Grade 8 students take part in a week-long Battlefields trip to Belgium or Normandy. The visit relates to their study of First World War and Second World War history.

==== Grade 9 ====
In the summer term, Grade 9 students undertake a four-day interdisciplinary visit to Barcelona. The trip includes elements of geography, history, business and art.

==== Grade 11 ====
Grade 11 students complete an outdoor education and team-building experience in the Pyrenees, supporting collaborative skills and preparation for the International Baccalaureate Diploma Programme.
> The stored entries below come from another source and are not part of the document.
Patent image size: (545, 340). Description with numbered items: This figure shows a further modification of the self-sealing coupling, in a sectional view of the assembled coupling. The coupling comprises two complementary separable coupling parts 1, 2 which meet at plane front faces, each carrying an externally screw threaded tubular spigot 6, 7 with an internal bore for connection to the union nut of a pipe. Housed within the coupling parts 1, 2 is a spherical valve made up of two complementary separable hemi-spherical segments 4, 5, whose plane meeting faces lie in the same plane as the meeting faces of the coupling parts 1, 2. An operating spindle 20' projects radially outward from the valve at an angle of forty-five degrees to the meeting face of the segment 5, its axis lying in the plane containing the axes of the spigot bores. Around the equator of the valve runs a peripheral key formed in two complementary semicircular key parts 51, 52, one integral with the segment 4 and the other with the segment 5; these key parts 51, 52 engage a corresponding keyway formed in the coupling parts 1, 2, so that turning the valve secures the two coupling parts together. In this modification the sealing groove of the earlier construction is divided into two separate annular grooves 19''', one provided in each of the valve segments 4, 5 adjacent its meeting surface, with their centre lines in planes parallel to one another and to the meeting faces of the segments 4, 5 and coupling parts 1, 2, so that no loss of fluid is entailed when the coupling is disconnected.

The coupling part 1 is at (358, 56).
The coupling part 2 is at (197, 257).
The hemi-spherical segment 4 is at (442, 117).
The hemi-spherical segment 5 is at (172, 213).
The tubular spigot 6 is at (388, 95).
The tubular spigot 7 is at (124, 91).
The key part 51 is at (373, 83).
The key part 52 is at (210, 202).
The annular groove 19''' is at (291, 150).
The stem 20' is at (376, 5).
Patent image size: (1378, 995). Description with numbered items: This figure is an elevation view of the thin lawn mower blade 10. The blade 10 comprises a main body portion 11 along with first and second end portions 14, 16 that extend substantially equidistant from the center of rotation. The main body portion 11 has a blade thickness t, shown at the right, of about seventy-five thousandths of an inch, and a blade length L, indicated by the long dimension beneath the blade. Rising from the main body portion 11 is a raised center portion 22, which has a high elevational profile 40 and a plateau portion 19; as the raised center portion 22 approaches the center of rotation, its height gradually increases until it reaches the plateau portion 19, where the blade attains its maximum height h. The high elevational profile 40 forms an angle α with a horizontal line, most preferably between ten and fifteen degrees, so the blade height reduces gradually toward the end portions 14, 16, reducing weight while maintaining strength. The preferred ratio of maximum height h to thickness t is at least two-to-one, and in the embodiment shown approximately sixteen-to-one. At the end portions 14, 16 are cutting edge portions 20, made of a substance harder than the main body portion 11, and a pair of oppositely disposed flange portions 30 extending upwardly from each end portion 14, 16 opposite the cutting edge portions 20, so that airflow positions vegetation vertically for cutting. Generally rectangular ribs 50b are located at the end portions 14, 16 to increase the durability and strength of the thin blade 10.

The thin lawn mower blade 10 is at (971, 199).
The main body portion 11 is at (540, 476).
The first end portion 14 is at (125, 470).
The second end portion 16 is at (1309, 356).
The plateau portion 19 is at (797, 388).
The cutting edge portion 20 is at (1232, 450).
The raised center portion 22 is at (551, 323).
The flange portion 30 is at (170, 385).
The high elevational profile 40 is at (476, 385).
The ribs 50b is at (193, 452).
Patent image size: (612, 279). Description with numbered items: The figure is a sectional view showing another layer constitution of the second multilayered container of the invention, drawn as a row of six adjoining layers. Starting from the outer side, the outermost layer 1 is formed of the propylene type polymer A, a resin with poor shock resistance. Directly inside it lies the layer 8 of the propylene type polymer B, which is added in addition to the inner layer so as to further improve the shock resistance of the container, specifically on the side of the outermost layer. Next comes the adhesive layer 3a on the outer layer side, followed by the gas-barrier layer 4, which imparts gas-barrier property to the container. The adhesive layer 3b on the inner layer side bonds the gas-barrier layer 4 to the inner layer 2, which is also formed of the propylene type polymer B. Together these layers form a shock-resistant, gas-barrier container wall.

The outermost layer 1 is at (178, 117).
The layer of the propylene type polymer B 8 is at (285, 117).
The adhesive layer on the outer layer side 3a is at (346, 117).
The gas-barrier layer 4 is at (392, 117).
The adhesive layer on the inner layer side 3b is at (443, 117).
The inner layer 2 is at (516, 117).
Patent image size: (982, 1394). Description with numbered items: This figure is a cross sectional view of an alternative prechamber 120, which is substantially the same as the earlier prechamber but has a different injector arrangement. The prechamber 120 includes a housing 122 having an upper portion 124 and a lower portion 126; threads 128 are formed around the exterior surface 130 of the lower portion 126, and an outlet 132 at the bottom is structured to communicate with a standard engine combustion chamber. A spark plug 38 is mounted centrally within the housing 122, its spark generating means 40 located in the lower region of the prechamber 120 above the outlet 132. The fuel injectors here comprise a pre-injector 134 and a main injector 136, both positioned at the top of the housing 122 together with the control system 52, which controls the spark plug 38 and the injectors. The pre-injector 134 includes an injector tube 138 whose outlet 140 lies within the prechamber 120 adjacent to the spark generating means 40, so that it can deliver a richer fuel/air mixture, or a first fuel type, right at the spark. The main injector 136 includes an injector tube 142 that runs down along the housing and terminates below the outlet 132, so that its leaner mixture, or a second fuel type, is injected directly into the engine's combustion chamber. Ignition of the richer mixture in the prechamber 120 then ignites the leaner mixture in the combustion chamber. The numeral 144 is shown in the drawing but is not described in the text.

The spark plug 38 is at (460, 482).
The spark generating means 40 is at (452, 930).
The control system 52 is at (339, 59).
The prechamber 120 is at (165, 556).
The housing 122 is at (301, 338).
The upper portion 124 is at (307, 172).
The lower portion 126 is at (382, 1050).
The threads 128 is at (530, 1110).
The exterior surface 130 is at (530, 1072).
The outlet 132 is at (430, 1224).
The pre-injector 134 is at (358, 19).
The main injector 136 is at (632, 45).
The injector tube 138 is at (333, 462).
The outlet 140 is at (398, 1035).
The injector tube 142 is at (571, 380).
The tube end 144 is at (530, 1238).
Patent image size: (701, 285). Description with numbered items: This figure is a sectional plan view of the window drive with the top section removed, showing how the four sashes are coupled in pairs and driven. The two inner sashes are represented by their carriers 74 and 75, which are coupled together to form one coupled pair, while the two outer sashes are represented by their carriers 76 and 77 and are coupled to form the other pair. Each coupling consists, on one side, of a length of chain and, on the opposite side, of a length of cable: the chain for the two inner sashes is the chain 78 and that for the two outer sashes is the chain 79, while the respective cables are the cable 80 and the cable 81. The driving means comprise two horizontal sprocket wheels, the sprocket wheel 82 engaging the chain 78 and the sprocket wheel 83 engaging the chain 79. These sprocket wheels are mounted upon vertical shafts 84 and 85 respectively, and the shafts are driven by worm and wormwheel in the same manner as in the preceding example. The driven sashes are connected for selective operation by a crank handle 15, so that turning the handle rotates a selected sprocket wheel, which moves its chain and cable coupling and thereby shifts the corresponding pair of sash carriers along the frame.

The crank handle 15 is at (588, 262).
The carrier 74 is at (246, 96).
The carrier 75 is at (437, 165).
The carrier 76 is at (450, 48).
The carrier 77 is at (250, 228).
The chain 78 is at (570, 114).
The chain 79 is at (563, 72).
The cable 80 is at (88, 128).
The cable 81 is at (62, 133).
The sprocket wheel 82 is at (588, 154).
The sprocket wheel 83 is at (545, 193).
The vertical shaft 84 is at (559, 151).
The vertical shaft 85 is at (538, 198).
==== Morocco (biennial trip) ====
The school runs a biennial trip to Morocco for Secondary School students. The visit includes time in Marrakech, an excursion to the Agafay Desert and hiking in the High Atlas Mountains. As part of the trip, students visit the Education for All foundation in Imlil to learn about the organisation's work and to see how funds raised by the school community have supported the charity.

==Controversy==
On 23 December 2006, Richard Jones-Nerzic, a former teacher at IST, was dismissed. This decision raised concern that it had been taken to remove a union representative from the staff, since some other SUNDEP members were previously dismissed. His dismissal from the IST, in connection with the dismissal of another teacher, sparked adverse comment from teachers, students, ex-students and parents. In January 2010, Richard Jones-Nerzic became the fourth teacher to win a case for unfair dismissal against the school.